While many may think of the word “engagement” as a buzzword, here’s the truth: customer engagement is a critical component for success for brands across all industries. After all, brands are increasingly fighting for consumer attention. Luckily, from machine learning to loyalty programs, there are plenty of actionable strategies to fortify your relationship with customers. Let’s dive in.
Maximize Loyalty Programs
Research shows that it costs 5 to 25 times more to acquire a new customer than selling to an existing customer. Plus, existing customers spend 67% more. So, it goes without saying that repeat customers are an invaluable asset. One key way to keep customers engaged is through loyalty programs. Of course, not all loyalty programs are created equally. The types of rewards a grocery store offers are vastly different from an airline’s rewards. However, across all industries, 77% of loyalty programs fail within the first two years — namely because of an inability to effectively tap into data.
A shining example of a customer loyalty program that works is Amazon Prime, and it shows in the numbers. Amazon actually loses an estimated $1 billion per year on Prime free shipping, but Prime customers spend an average of $1,200 per year on the site (compared to the $500 per year from non-Prime customers) — so, Amazon more than makes up for the loss.
So, if you’re not an Amazon of the world, how do you ensure your loyalty program succeeds? One way is by using machine learning (ML) to improve it. With the right team and enough data, models often take less than two months to build and train. As for how you can use it to improve a loyalty program, it depends on what metrics are most important to your team. Start with questions like: Which customers are most likely to engage with our offers? Are certain types of offers more likely to boost loyalty? From there, an ML model can work to identify patterns and help answer your biggest questions — allowing your team to better organize your loyalty strategy.
The travel industry highlights how machine learning can help identify patterns to boost loyalty program success. American Airlines, for example, is known for sending highly personalized messages to their reward members. That personalized messaging includes information about frequent flyer miles and upgrades, but also about flight information and what to do once a customer reaches their scheduled destination. In part, these personalized recommendations are created based on behavioral data from similar customers who made purchases in the past.
Personalize User Interactions
If you’re not personalizing, you’re losing a huge chunk of business — research has shown an overwhelming 91% of consumers are more likely to shop with brands who provide recommendations and offers they find personally relevant.
If you’re still not convinced, here are some more statistics: about 80% of consumers are more likely to purchase a product or service from a brand offering personalized experiences, and 72% of consumers say they only engage with marketing if it has a personalized message.
So, where is the best place to start with building a meaningful personalization strategy? Let’s circle back to loyalty programs for a moment. To customize user experience, loyalty programs can provide a treasure trove of information on consumer habits, preferences and interests. Take a cue from Caffè Nero, a UK-based coffee house chain that used loyalty program data to achieve meaningful personalization. The company targeted loyalty cardholders with a three-point personalization strategy built with behavior mapping and persona segmentation. Effectively, the customer loyalty program doubled as a data collection center at every customer touchpoint, allowing the business to see exactly where a customer was in their buyer’s journey and provide tailored content based on their touchpoints.
Additionally, your team can personalize user interactions by leveraging zero-party data. Zero-party data — or information that customers proactively share with your business — can be collected by enticing customers with experiences like surveys, quizzes, and questionnaires. Plus, zero-party data has become more important than ever to emphasize in light of upcoming data privacy laws like CCPA.
Gathering Holistic Audience views
To engage your customers, you need to know who they are. Between data management platforms, customer data platforms, and all the other platforms marketers use, it can be hard to achieve that sort of understanding. By merging cross channel data with data orchestration, marketers will be able to make data-driven decisions when it comes to rolling out campaigns.

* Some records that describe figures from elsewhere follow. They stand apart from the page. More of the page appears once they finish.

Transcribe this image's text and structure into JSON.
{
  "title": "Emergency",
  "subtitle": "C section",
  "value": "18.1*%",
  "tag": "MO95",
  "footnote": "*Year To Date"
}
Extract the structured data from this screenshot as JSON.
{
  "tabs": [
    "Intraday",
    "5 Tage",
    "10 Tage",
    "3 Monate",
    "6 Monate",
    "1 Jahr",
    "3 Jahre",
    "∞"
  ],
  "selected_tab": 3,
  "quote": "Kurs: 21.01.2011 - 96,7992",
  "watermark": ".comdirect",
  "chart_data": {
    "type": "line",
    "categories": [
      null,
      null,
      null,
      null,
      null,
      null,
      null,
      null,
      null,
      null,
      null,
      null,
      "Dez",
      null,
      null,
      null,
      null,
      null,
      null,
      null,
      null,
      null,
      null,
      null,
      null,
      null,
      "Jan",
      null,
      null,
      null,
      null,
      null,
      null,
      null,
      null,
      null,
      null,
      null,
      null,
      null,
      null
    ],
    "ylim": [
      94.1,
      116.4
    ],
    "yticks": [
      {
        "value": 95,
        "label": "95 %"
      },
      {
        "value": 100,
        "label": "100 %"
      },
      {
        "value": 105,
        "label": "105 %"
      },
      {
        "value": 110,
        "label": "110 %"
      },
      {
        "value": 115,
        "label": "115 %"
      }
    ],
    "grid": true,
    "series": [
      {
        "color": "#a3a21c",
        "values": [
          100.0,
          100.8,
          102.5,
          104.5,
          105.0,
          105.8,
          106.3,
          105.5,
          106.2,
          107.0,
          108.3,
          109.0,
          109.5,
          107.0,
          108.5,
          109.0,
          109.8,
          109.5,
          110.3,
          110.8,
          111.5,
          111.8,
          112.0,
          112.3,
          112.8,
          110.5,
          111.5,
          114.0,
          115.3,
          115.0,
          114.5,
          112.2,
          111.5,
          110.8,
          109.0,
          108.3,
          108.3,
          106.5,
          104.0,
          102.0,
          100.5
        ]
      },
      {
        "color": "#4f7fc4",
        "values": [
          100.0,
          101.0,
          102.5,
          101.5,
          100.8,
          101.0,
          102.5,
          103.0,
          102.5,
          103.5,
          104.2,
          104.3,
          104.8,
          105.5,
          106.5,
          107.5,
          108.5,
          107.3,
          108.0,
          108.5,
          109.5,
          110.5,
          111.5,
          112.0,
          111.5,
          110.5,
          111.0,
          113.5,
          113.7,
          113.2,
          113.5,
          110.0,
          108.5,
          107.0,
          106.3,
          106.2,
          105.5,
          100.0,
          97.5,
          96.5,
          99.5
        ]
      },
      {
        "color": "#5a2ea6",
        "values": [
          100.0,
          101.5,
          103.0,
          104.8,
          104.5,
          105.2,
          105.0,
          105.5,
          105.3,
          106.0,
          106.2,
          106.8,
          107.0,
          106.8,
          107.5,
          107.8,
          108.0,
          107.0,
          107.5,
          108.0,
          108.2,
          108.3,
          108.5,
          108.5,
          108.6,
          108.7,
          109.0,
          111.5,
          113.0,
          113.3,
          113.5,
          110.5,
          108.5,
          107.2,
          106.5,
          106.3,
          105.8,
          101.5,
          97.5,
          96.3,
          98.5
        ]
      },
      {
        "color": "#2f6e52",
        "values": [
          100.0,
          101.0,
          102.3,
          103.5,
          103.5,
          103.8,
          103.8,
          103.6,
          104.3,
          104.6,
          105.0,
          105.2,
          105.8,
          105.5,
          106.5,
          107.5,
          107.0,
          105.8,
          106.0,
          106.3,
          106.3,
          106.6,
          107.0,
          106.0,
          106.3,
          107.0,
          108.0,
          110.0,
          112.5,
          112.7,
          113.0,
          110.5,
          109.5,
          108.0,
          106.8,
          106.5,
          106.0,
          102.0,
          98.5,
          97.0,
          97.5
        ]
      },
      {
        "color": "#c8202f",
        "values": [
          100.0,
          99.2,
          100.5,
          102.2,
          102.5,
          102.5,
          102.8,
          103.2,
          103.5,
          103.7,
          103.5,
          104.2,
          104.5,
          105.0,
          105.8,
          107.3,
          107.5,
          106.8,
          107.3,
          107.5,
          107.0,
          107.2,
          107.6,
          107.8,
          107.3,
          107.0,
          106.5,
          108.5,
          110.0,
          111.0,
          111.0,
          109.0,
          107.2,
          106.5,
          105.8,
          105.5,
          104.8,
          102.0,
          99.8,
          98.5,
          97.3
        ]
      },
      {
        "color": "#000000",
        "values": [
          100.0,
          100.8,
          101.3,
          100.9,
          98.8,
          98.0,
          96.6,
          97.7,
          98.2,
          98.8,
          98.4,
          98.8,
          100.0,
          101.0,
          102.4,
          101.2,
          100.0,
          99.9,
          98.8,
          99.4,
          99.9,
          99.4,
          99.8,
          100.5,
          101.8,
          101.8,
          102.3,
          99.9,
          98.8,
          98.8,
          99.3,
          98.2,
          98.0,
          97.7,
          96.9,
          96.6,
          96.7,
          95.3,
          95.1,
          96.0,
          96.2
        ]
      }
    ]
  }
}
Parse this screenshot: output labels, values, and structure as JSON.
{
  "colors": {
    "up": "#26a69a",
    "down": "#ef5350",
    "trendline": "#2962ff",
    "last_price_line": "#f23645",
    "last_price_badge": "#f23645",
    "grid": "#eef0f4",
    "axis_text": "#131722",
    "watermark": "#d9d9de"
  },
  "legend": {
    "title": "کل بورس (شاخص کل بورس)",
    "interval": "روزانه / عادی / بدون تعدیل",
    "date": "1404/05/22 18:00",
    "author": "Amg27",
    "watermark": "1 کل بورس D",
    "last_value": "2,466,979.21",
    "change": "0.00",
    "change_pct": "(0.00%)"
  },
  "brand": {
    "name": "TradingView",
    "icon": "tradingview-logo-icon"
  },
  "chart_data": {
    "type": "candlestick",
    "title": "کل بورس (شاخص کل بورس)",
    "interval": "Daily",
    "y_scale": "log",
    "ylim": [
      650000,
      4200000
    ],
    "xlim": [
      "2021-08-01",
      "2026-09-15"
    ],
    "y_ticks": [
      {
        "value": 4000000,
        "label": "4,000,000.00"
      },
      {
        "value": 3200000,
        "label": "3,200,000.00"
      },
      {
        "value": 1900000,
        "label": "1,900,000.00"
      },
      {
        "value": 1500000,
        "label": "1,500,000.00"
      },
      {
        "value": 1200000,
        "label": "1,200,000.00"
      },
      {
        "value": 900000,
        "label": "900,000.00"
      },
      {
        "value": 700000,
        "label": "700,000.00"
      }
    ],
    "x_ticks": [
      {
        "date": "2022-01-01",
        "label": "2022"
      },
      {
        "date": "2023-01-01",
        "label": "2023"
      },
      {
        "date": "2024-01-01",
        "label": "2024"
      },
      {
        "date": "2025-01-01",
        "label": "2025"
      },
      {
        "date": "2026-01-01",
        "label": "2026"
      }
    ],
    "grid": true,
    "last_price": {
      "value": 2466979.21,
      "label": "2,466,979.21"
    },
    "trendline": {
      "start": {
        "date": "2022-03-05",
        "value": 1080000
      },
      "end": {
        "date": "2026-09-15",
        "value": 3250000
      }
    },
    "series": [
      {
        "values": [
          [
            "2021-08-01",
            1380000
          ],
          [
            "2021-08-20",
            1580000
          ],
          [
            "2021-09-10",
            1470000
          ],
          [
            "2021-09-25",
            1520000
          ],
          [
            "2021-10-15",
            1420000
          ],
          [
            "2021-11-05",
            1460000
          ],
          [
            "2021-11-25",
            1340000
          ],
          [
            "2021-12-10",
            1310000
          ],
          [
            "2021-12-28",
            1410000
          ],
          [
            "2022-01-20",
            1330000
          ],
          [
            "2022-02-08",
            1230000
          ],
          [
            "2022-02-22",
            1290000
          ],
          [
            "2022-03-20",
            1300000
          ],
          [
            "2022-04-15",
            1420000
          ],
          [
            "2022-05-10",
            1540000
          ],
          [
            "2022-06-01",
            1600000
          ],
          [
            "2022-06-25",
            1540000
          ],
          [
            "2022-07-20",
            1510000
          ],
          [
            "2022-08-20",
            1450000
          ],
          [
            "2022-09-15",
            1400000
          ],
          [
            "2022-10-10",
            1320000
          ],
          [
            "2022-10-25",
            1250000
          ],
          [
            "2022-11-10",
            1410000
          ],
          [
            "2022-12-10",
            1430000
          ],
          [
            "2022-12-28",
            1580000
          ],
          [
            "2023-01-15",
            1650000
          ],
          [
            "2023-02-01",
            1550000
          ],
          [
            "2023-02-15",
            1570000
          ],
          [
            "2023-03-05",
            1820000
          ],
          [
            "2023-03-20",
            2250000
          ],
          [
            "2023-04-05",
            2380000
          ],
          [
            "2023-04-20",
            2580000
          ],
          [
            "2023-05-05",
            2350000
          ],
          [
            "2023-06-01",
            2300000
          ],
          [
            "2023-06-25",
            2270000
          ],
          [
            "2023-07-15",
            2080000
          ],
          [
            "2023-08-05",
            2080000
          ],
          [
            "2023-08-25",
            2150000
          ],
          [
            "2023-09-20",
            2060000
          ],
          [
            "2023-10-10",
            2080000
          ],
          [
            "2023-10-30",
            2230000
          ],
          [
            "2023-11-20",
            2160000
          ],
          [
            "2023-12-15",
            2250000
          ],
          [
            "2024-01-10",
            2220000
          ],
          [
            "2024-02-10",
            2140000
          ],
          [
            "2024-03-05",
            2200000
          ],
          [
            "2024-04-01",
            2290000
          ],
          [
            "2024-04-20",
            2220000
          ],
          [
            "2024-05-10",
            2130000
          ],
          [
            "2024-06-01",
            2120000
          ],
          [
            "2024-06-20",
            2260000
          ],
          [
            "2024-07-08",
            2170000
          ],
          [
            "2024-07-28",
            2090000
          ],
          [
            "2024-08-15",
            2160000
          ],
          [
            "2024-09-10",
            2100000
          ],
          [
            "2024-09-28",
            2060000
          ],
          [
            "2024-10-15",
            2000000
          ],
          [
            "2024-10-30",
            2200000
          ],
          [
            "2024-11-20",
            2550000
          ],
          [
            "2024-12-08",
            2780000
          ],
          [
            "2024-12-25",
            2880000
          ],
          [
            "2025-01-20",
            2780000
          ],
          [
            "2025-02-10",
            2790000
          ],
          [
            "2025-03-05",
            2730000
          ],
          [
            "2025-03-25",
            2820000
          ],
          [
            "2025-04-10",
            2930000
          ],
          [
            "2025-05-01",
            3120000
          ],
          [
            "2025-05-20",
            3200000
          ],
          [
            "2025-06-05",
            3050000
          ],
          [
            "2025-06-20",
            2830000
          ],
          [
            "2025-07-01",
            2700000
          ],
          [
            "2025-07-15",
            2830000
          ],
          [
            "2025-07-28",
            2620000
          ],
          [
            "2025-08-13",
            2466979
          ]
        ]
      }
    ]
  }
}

In terms of engagement, this means understanding what messaging works, how audiences from different channels intersect and the best way to personalize cross-channel strategy (whether it’s online or offline.)
When companies use data orchestration, they are combining the best features of DMP and CDP. More specifically, data orchestration merges disparate data sources and with that centralized data, creates holistic customer views, which can be sliced and diced by channel, device or segment. Data orchestration also provides marketers with a single place to activate audience data across all channels. Any data collected from campaigns in a data orchestration platform is automatically fed back into the system for continual iteration and improvement. The result? An ability to truly understand customers and their behavior no matter where they interact with your brand — increasing inter-departmental transparency, minimizing manual reporting and maximizing opportunity for meaningful customer connections.
At the end of the day, boosting your customer engagement takes experimentation and patience. Companies must make major investments to perform a true overhaul, but ultimately, finding the right combination of what works (and learning from what doesn’t) will translate to improvements in customer satisfaction and loyalty long-term.